Trees are commons. A forest department tree officer must approve any  removal and felling. Different cities have different procedures. One positive thing, he says, is that in some places, instead of killing old trees for road expansion or some such operation, they are being transplanted. 

The loss of trees affects children in many ways. They have no memory of them because there are no trees. It’s a sad reality that many children wouldn’t have seen or heard about the national tree of India, the banyan.

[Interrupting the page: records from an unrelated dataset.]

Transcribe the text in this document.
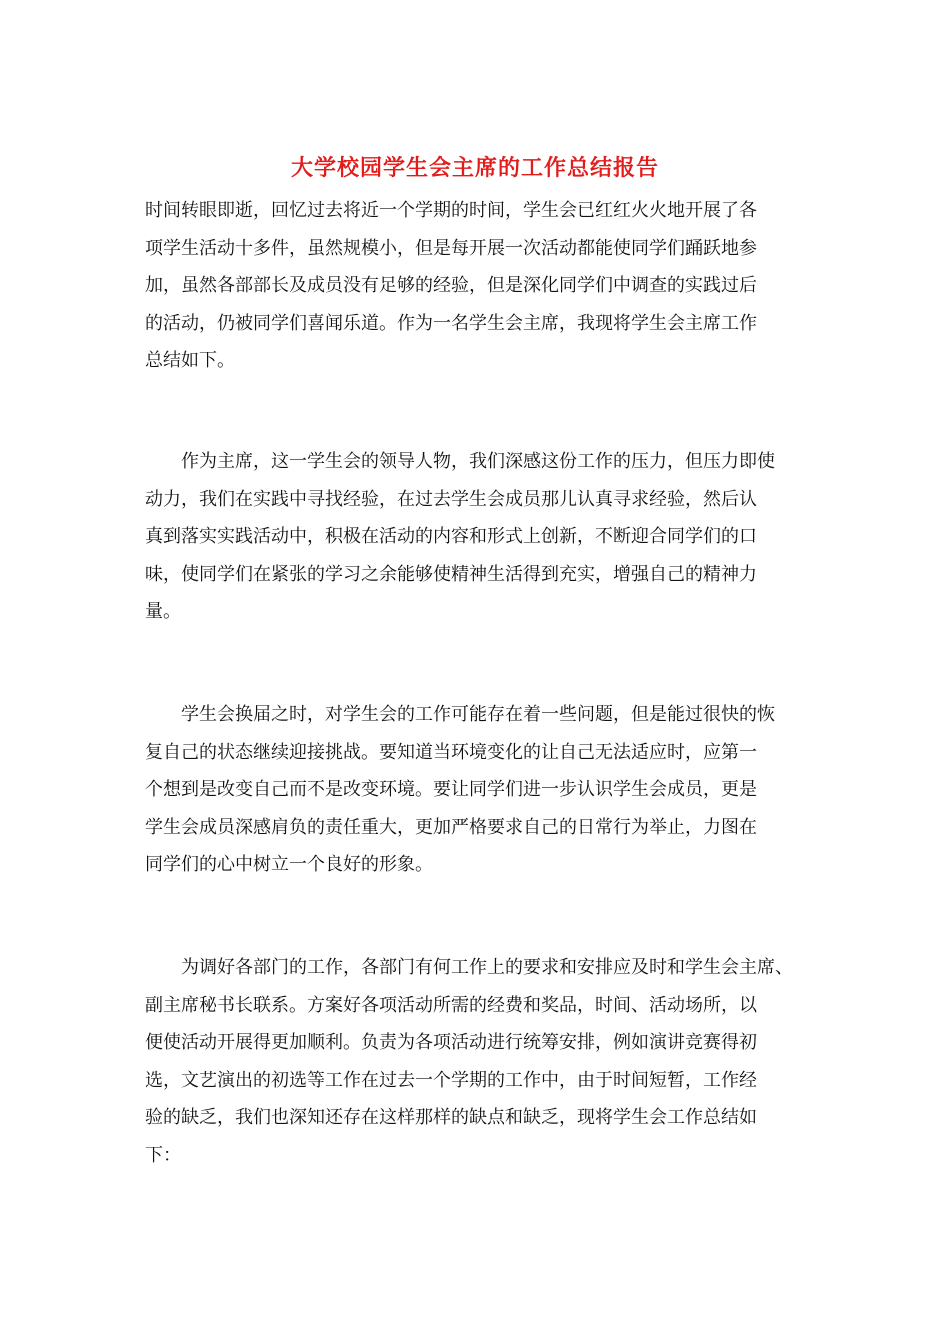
大学校园学生会主席的工作总结报告
时间转眼即逝，回忆过去将近一个学期的时间，学生会已红红火火地开展了各
项学生活动十多件，虽然规模小，但是每开展一次活动都能使同学们踊跃地参
加，虽然各部部长及成员没有足够的经验，但是深化同学们中调查的实践过后
的活动，仍被同学们喜闻乐道。作为一名学生会主席，我现将学生会主席工作
总结如下。
　　作为主席，这一学生会的领导人物，我们深感这份工作的压力，但压力即使
动力，我们在实践中寻找经验，在过去学生会成员那儿认真寻求经验，然后认
真到落实实践活动中，积极在活动的内容和形式上创新，不断迎合同学们的口
味，使同学们在紧张的学习之余能够使精神生活得到充实，增强自己的精神力
量。
　　学生会换届之时，对学生会的工作可能存在着一些问题，但是能过很快的恢
复自己的状态继续迎接挑战。要知道当环境变化的让自己无法适应时，应第一
个想到是改变自己而不是改变环境。要让同学们进一步认识学生会成员，更是
学生会成员深感肩负的责任重大，更加严格要求自己的日常行为举止，力图在
同学们的心中树立一个良好的形象。
　　为调好各部门的工作，各部门有何工作上的要求和安排应及时和学生会主席、
副主席秘书长联系。方案好各项活动所需的经费和奖品，时间、活动场所，以
便使活动开展得更加顺利。负责为各项活动进行统筹安排，例如演讲竞赛得初
选，文艺演出的初选等工作在过去一个学期的工作中，由于时间短暂，工作经
验的缺乏，我们也深知还存在这样那样的缺点和缺乏，现将学生会工作总结如
下：
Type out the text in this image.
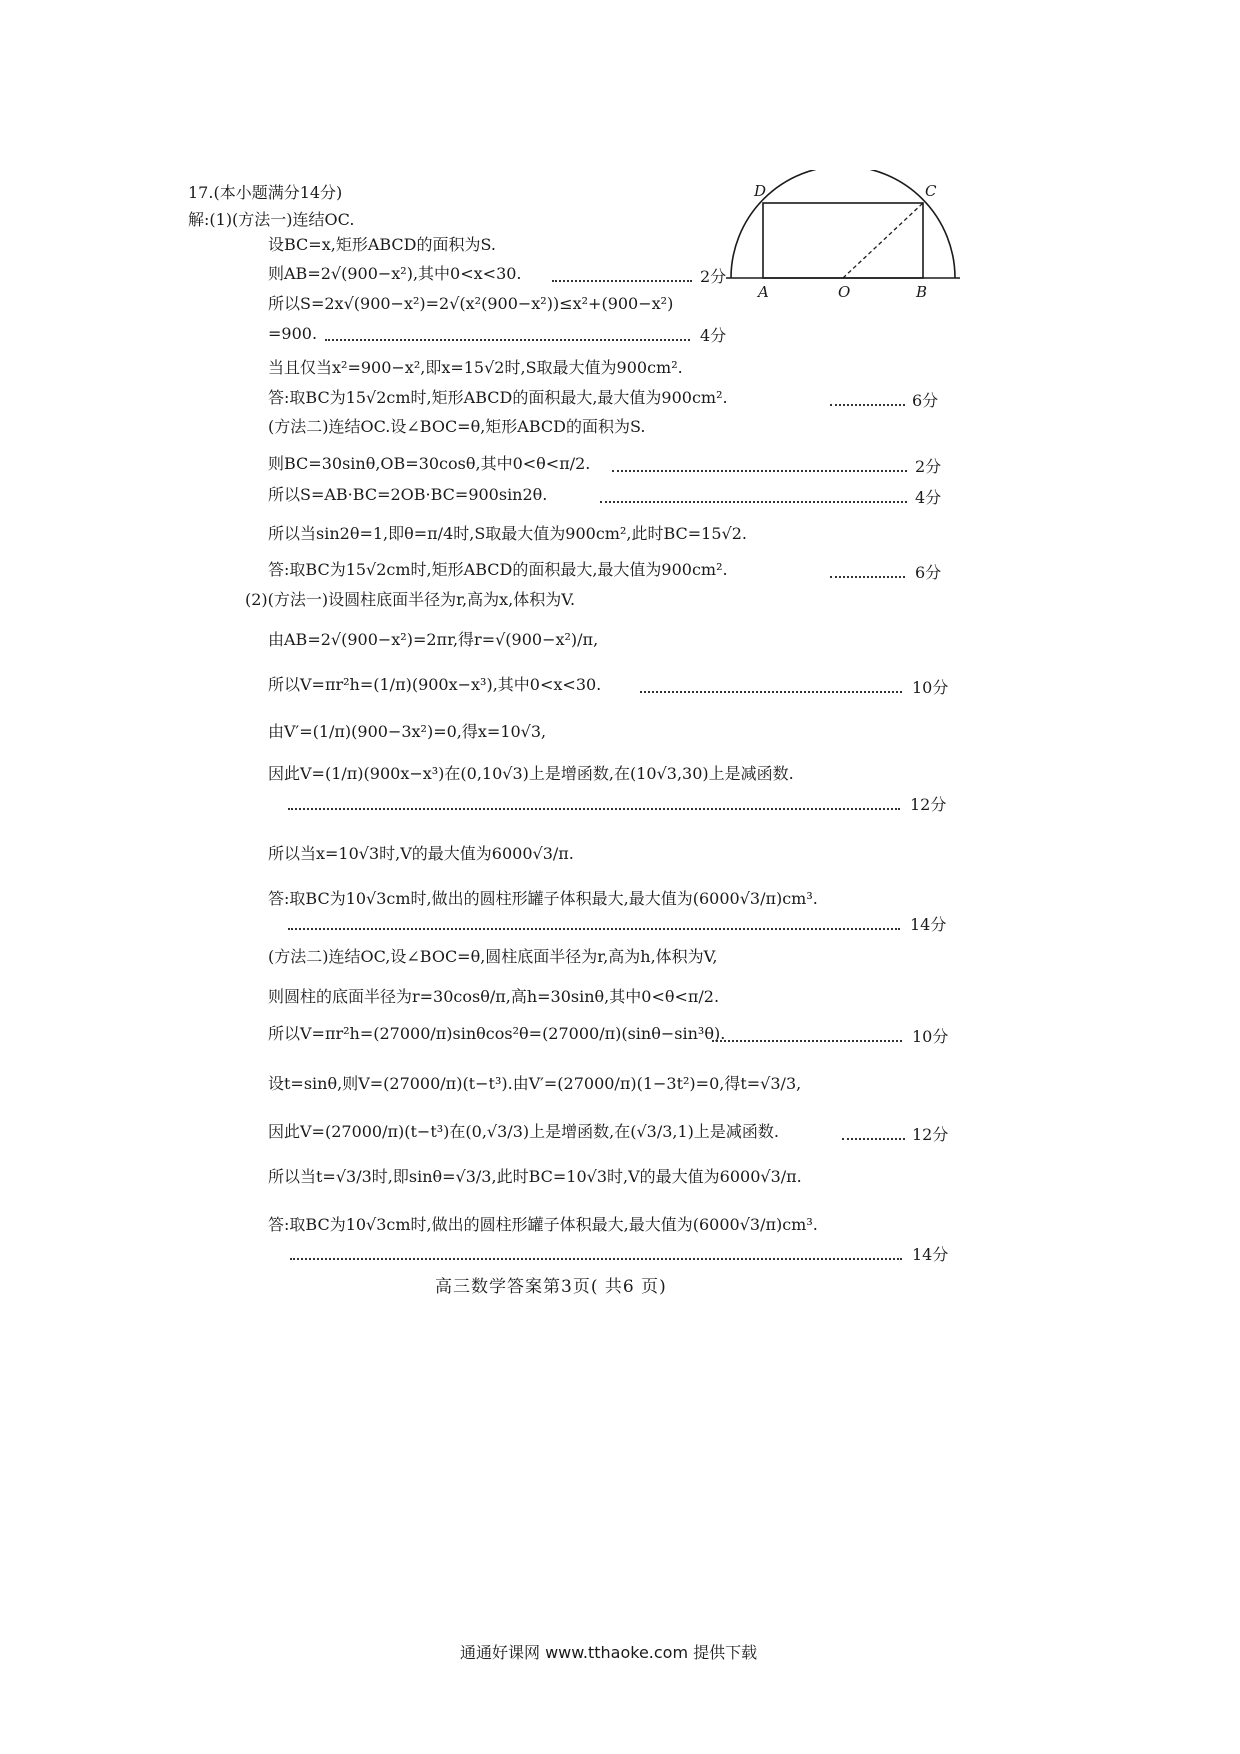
17.(本小题满分14分)
解:(1)(方法一)连结OC.
D	C
A	O	B
设BC=x,矩形ABCD的面积为S.
则AB=2√(900−x²),其中0<x<30.	2分
所以S=2x√(900−x²)=2√(x²(900−x²))≤x²+(900−x²)
=900.	4分
当且仅当x²=900−x²,即x=15√2时,S取最大值为900cm².
答:取BC为15√2cm时,矩形ABCD的面积最大,最大值为900cm².	6分
(方法二)连结OC.设∠BOC=θ,矩形ABCD的面积为S.
则BC=30sinθ,OB=30cosθ,其中0<θ<π/2.	2分
所以S=AB·BC=2OB·BC=900sin2θ.	4分
所以当sin2θ=1,即θ=π/4时,S取最大值为900cm²,此时BC=15√2.
答:取BC为15√2cm时,矩形ABCD的面积最大,最大值为900cm².	6分
(2)(方法一)设圆柱底面半径为r,高为x,体积为V.
由AB=2√(900−x²)=2πr,得r=√(900−x²)/π,
所以V=πr²h=(1/π)(900x−x³),其中0<x<30.	10分
由V′=(1/π)(900−3x²)=0,得x=10√3,
因此V=(1/π)(900x−x³)在(0,10√3)上是增函数,在(10√3,30)上是减函数.
12分
所以当x=10√3时,V的最大值为6000√3/π.
答:取BC为10√3cm时,做出的圆柱形罐子体积最大,最大值为(6000√3/π)cm³.
14分
(方法二)连结OC,设∠BOC=θ,圆柱底面半径为r,高为h,体积为V,
则圆柱的底面半径为r=30cosθ/π,高h=30sinθ,其中0<θ<π/2.
所以V=πr²h=(27000/π)sinθcos²θ=(27000/π)(sinθ−sin³θ).	10分
设t=sinθ,则V=(27000/π)(t−t³).由V′=(27000/π)(1−3t²)=0,得t=√3/3,
因此V=(27000/π)(t−t³)在(0,√3/3)上是增函数,在(√3/3,1)上是减函数.	12分
所以当t=√3/3时,即sinθ=√3/3,此时BC=10√3时,V的最大值为6000√3/π.
答:取BC为10√3cm时,做出的圆柱形罐子体积最大,最大值为(6000√3/π)cm³.
14分
高三数学答案第3页( 共6 页)
通通好课网 www.tthaoke.com 提供下载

Without trees and with the rise of smartphones, new habits of mind and body come into existence. While trees encourage more elemental human exchanges, more physical presence in meeting each other, smartphones mediate our humanity through screens, a more ephemeral interaction and engagement.  

For the previous generation, a tree like the banyan was a physical presence, psychic anchor and spiritual totem. The tree near your home was part of your identity. While we move away from maddening crowds, trees find love and comfort in crowds. They are gregarious.

A tree is more than a physical thing; it’s a feeling. It’s more than a feeling; it’s an anchor, a solid ground you can latch on to when everything is in flux, safe harbour in wind-blasted storms and for thought-riven minds. It held us all under it, with it and within it. Few memories (and losses) can match this: that there was a tree. A very big tree.                                                                            

Suggested Reading:

Shade: The Promise of a Forgotten Natural Resource by Sam Bloch, Random House, 2025, elaborates on the problems created by the lack of shade in large cities at a time when heat is becoming a peril to living organisms.